Magnetic filter suits wide range of applications: Magnetic fields trap sub-micron ferrous and non-ferrous materials

摘要

The filtering of contaminants is subject to many problems, particularly consumable and environmental costs. Additionally, filtering to sub-micron level increases these costs considerably. Magnetic field-effect technology filters can reduce or even eliminate the requirement for consumable filter elements and the associated disposal costs. The Magnom filter, distributed by Fluid Conditioning Systems, was designed for Formula One racing, as well as other applications where ferrous material from build or wear processes is likely to contaminate the lubricating or cooling fluid. Interestingly, PCS was alerted by one of its customers to the fact that 60% of the contamination that Magnom removed in their application was non-magnetic. Subsequently, PCS has commissioned a report from the University of Salford to explain this phenomenon, called heterocoagulation. At Magnom's core is a series of annular magnets with larger steel flux-plates shrouding them on each side. These plates, which have a series of flow channels running through them, become fully magnetized.

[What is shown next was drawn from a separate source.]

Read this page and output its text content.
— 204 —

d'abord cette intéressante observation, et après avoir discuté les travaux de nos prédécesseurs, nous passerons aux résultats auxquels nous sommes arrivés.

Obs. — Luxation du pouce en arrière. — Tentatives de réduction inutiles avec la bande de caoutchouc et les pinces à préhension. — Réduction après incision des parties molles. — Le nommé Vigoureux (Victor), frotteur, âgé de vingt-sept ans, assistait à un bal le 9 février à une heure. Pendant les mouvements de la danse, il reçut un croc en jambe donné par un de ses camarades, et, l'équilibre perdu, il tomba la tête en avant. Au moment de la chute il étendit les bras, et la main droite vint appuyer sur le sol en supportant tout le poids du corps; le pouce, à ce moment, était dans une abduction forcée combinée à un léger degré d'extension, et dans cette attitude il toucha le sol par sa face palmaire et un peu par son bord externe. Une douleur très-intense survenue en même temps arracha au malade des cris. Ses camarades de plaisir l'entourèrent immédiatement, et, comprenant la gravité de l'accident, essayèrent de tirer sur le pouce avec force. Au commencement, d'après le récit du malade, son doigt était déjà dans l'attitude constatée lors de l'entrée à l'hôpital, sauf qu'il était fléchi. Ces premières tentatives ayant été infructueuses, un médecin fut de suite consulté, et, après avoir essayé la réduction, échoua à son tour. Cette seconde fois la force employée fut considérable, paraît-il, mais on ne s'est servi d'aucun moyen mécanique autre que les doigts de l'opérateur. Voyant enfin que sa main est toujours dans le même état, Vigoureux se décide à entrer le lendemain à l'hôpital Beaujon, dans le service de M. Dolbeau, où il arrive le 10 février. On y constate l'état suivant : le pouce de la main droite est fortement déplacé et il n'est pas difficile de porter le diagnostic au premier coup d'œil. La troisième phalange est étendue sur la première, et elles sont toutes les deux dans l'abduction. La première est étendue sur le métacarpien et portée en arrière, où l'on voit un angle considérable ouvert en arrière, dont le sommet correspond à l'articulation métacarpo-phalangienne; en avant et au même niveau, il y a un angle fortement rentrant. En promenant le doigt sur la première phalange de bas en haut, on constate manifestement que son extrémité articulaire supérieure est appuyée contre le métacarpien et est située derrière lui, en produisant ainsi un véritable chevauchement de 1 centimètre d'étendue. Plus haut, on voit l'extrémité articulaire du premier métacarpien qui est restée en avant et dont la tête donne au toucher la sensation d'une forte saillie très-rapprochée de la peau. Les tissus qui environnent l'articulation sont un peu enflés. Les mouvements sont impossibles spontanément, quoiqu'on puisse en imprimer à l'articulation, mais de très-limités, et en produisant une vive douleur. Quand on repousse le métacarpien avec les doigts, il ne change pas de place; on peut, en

When the fluid to be filtered runs through these plates, it is subjected to a high magnetic flux gradient, caused by the focusing of the magnetic field at the edges of the plates. The result is that any contaminant drawn into the collection areas (out of the fluid flow) between the plates is trapped and prevented from washing back into the fluid as is the case with magnetic sump plugs and other magnetic filtration devices to date. The filter operates without pressure drop, even when the filter element is full, providing benefits such as fine filtration on the suction side of the pump. Since the flow channels have an area equal to 110% of the inlet - an area greater than the inlet pipe - the viscosity of the fluid has little, if any, effect on performance.